A pre-pandemic GitLab report even showed that “38% saw lack of commute as a top benefit, with that time instead spent with family (43%), working (35%), resting (36%), and exercising (34%).” The office is now everywhere. Some take that freedom and book a one-way flight, but most have responsibilities and stability. Most remote workers have a home-office setup and relish in the comfort of familiar surroundings while they work.
Async is the future:
In less than a year, the phenomenon known as “zoom fatigue” (also referred to as being “zoomed-out”) has become a widely established workplace pitfall for remote organizations. Zoom fatigue is very real—for a number of very legitimate reasons. The primary way to combat the drain that an overabundance of video calls puts on our emotional and mental well-being is simply to navigate work to async platforms.
In short, async work is a way of communicating, whether written, voice, and now video, that is spread out over time. The companies that are still struggling with their remote setup are largely those who haven’t made this shift. In fact, 67% of employees complain about spending too much time in meetings. It’s not that all meetings are totally useless, it’s just that there are often far too many meetings.
The idea that “creativity only happens when everyone’s together at the same time with whiteboards and post-it notes” is literally thinking inside the box. Async allows for everyone on a distributed team—even the introverts or employees half-way around the world—to participate when they want to. To jump in when they have a new idea they’re excited about. Or, when they’re most motivated to do their best work.
Now, if you’re still wondering what I was referencing when I mentioned “and now video,” when discussing types of async work platforms—meet Voodle.

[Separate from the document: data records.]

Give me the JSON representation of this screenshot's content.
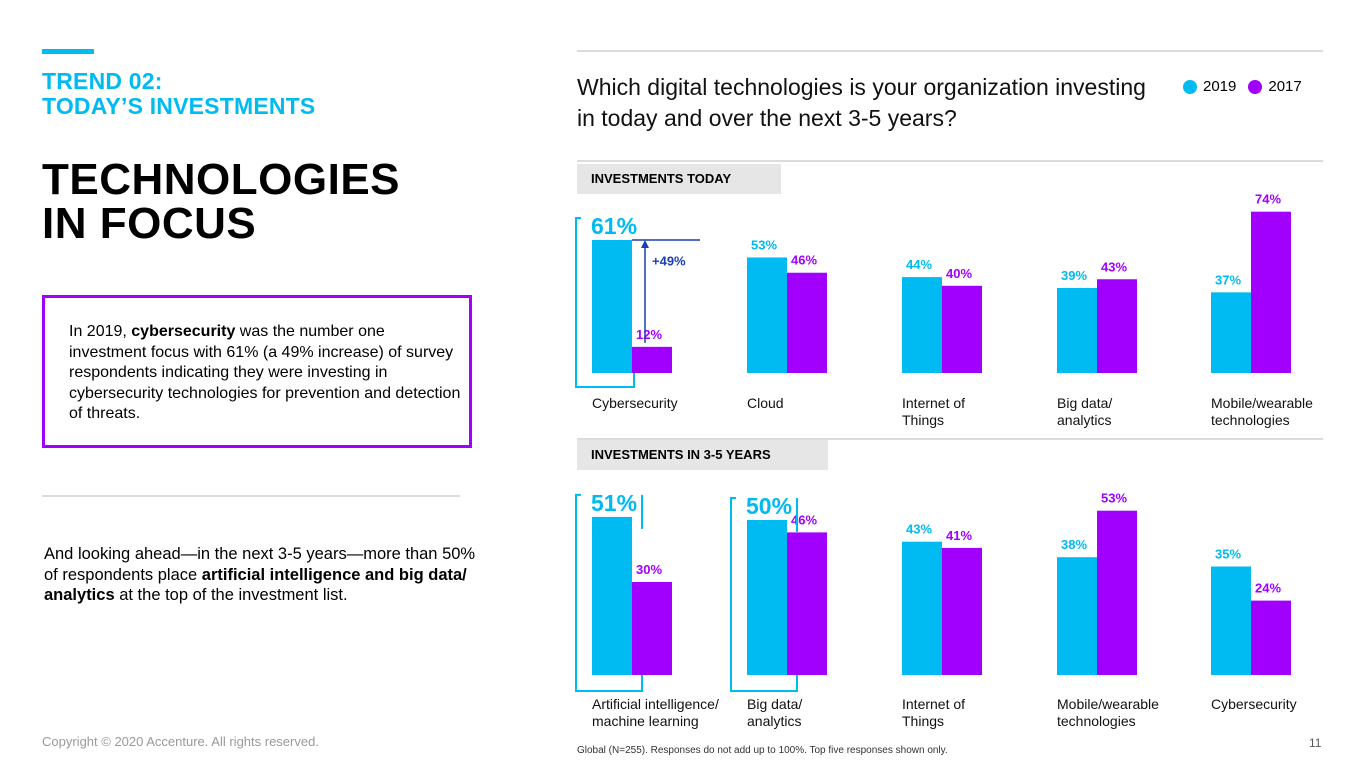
{
  "header": {
    "trend_line1": "TREND 02:",
    "trend_line2": "TODAY’S INVESTMENTS",
    "title_line1": "TECHNOLOGIES",
    "title_line2": "IN FOCUS"
  },
  "callout": {
    "p1": "In 2019, ",
    "bold1": "cybersecurity",
    "p2": " was the number one investment focus with 61% (a 49% increase) of survey respondents indicating they were investing in cybersecurity technologies for prevention and detection of threats."
  },
  "ahead": {
    "p1": "And looking ahead—in the next 3-5 years—more than 50% of respondents place ",
    "bold1": "artificial intelligence and big data/ analytics",
    "p2": " at the top of the investment list."
  },
  "footer": {
    "copyright": "Copyright © 2020 Accenture. All rights reserved.",
    "page_number": "11",
    "footnote": "Global (N=255). Responses do not add up to 100%. Top five responses shown only."
  },
  "question": "Which digital technologies is your organization investing in today and over the next 3-5 years?",
  "legend": [
    {
      "label": "2019",
      "color": "#00baf2"
    },
    {
      "label": "2017",
      "color": "#a100ff"
    }
  ],
  "colors": {
    "series_2019": "#00baf2",
    "series_2017": "#a100ff",
    "highlight": "#00baf2",
    "arrow": "#1a3fb0"
  },
  "chart_data": [
    {
      "type": "bar",
      "title": "INVESTMENTS TODAY",
      "categories": [
        [
          "Cybersecurity"
        ],
        [
          "Cloud"
        ],
        [
          "Internet of",
          "Things"
        ],
        [
          "Big data/",
          "analytics"
        ],
        [
          "Mobile/wearable",
          "technologies"
        ]
      ],
      "series": [
        {
          "name": "2019",
          "values": [
            61,
            53,
            44,
            39,
            37
          ]
        },
        {
          "name": "2017",
          "values": [
            12,
            46,
            40,
            43,
            74
          ]
        }
      ],
      "highlight": {
        "category_index": 0,
        "annotation": "+49%"
      },
      "ylim": [
        0,
        74
      ]
    },
    {
      "type": "bar",
      "title": "INVESTMENTS IN 3-5 YEARS",
      "categories": [
        [
          "Artificial intelligence/",
          "machine learning"
        ],
        [
          "Big data/",
          "analytics"
        ],
        [
          "Internet of",
          "Things"
        ],
        [
          "Mobile/wearable",
          "technologies"
        ],
        [
          "Cybersecurity"
        ]
      ],
      "series": [
        {
          "name": "2019",
          "values": [
            51,
            50,
            43,
            38,
            35
          ]
        },
        {
          "name": "2017",
          "values": [
            30,
            46,
            41,
            53,
            24
          ]
        }
      ],
      "highlight": {
        "category_indices": [
          0,
          1
        ]
      },
      "ylim": [
        0,
        53
      ]
    }
  ]
}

It’s a brand new remote work platform that combines the best of zoom and slack. It’s an async playground for short 60-second videos, which are organized and archived so you can find and reference them any time. It allows remote teams to maintain connection and intimacy across oceans, while simultaneously preventing zoom fatigue. Turns out you can have your remote-cake and eat it too.
Remote Rewind Recap:
So here we are. You’re likely reading this from your current remote work setup. Hopefully, it’s a nice view. Hopefully, you’re not zoomed out from endless work calls.
Over the next few years, countless offices will be converted to apartments, multi-purpose spaces, and co-working offices. There’s no going back from the impacts that coronavirus has had on our workplace culture. The good news is, for the most part—we like remote work. There have been growing pains, but along with the proliferation of its acceptance, we’ve gotten better at doing it.
The Future Workforce report concludes, “that businesses say remote work continues to be going better than anticipated and it’s even improved since the start suggests that businesses are learning that they have underestimated the potential benefits and perhaps overestimated the costs of working remotely.”
Into The Future:
Remote work has become the norm—not something that you’re one nomad friend is always posting about on their Instagram. It’s not something you have to pitch to your manager, hoping to create a life with greater agency and flexibility. It’s here, and it’s here to stay. The data is in, and offices are out.
Finally, so many of the benefits we are experiencing through the remote work revolution are actually being miscredited. What we really love is not remote work, but async work. We love having the flexibility to participate when and how we’d like to at work. Remote work is the future, async is the future, and Voodle has the power to make the future so much better for your team.